Give somebody a goal 10% out of his comfort zone and he will work harder to
meet it. Give somebody a goal 50% out of his comfort zone and he will make
jokes about the whooshing sound that deadlines make as they fly past.

------
davismwfl
I used to run a consulting practice where all we did was technical project
rescues. I can say it is never really fun, almost always sucks and is never
easy (which was the draw for me). The range of issues is huge, from entrenched
teams unwilling to adapt, to horrible leadership to just a general lack of
experience.

The recipe is almost always the same though, identify the gaps, increase
communication, organize the project, reduce the initial scope, set some
realistic deadlines, get some easy/quick wins and get both sides (IT and
business) to the table to discuss reality regularly.

Also, quickly get rid of negativity, if you find someone that pulls the team
down and out, try to pull them aside and get to the root of it. If they can't
be influenced to help positively get them off the project or out of the
company quickly, like ripping the band-aid off. No one likes to talk about
firing people, but reality is what it is, one bad apple on a team can destroy
a project by killing morale and feeding FUD. And frankly, you aren't doing
that person any favors by letting them stay and be miserable either.

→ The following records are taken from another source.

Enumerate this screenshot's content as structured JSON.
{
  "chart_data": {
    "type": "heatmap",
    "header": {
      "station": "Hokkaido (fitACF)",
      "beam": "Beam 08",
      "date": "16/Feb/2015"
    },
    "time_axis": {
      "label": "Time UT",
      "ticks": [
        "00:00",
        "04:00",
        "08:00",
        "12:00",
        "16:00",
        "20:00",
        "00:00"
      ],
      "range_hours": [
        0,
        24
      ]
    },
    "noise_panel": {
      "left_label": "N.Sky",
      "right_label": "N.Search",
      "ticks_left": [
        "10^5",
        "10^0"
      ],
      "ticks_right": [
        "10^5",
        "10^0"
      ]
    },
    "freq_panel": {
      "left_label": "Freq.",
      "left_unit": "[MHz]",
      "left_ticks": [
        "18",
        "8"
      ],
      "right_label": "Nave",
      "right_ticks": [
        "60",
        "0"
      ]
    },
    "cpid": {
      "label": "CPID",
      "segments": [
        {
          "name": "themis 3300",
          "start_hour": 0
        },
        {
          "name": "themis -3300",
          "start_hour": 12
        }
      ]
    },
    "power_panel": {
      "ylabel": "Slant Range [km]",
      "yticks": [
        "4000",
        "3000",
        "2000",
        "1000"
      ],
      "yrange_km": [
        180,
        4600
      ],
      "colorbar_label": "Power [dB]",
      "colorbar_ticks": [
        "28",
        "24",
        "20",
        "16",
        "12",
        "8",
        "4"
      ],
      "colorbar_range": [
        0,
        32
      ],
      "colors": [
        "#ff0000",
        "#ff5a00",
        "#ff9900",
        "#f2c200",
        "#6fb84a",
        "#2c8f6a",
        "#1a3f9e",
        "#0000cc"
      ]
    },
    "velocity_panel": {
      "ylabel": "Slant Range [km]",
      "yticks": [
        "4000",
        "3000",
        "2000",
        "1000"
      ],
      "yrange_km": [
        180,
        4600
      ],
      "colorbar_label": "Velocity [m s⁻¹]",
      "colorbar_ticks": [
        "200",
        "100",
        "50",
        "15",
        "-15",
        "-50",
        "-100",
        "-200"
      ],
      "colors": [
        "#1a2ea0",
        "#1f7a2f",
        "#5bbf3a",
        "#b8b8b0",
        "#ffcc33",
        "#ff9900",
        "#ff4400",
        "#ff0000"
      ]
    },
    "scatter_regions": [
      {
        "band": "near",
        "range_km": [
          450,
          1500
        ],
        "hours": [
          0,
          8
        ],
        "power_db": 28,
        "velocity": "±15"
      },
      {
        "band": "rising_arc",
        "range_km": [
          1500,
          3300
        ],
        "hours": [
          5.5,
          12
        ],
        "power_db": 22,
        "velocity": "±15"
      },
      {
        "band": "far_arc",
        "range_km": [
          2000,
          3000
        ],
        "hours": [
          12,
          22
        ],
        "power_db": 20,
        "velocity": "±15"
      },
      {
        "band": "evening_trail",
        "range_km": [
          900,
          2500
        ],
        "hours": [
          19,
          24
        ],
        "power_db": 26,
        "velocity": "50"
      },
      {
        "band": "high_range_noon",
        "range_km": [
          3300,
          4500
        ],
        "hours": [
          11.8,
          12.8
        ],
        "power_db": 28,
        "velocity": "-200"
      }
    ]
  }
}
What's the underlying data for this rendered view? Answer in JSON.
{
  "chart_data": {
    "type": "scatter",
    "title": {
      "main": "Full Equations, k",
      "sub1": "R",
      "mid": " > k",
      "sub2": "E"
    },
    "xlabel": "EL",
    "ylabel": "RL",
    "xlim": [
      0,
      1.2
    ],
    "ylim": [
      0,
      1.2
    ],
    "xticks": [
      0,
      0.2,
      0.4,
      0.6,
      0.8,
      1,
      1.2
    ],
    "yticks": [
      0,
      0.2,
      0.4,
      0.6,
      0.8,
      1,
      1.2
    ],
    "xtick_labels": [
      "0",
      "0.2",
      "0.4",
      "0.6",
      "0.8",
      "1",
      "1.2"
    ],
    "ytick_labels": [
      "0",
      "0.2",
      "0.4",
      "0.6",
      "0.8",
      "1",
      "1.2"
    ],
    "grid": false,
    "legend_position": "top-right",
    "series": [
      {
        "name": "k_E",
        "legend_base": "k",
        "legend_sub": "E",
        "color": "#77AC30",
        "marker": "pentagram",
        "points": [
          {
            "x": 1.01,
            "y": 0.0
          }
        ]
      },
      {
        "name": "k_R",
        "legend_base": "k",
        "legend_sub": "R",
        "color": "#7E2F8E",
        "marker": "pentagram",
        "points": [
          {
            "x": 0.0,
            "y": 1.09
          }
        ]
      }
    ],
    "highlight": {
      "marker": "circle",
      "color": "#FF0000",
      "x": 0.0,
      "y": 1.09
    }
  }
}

My 2 cents, projects need to be rescued because of weak leadership and
decisions that went without being made for too long. A bad decision is almost
always better than no decision, at least you have something to work with. No
decision is almost always a mistake and guarantees nothing changes.

------
projectileboy
Yeah, sometimes. It's challenging. When I've been successful, it's usually
been a mixture of ingredients: a majority of capable team members who want to
succeed; some level of management support for the changes you need to make;
introducing (or improving) build and test automation; and planning and
tracking work iteratively, chunking work into small end-to-end slices whenever
possible. I know "agile" methods often get a bad rap (and often rightly so),
but if you have a project in trouble, you need to be able to understand how
much work you have left, and how you're progressing towards getting that work
done.

------
pasbesoin
Meta: Make sure you get paid and credited for it. (And note the order in which
I listed those.)

The world is full of discarded heros.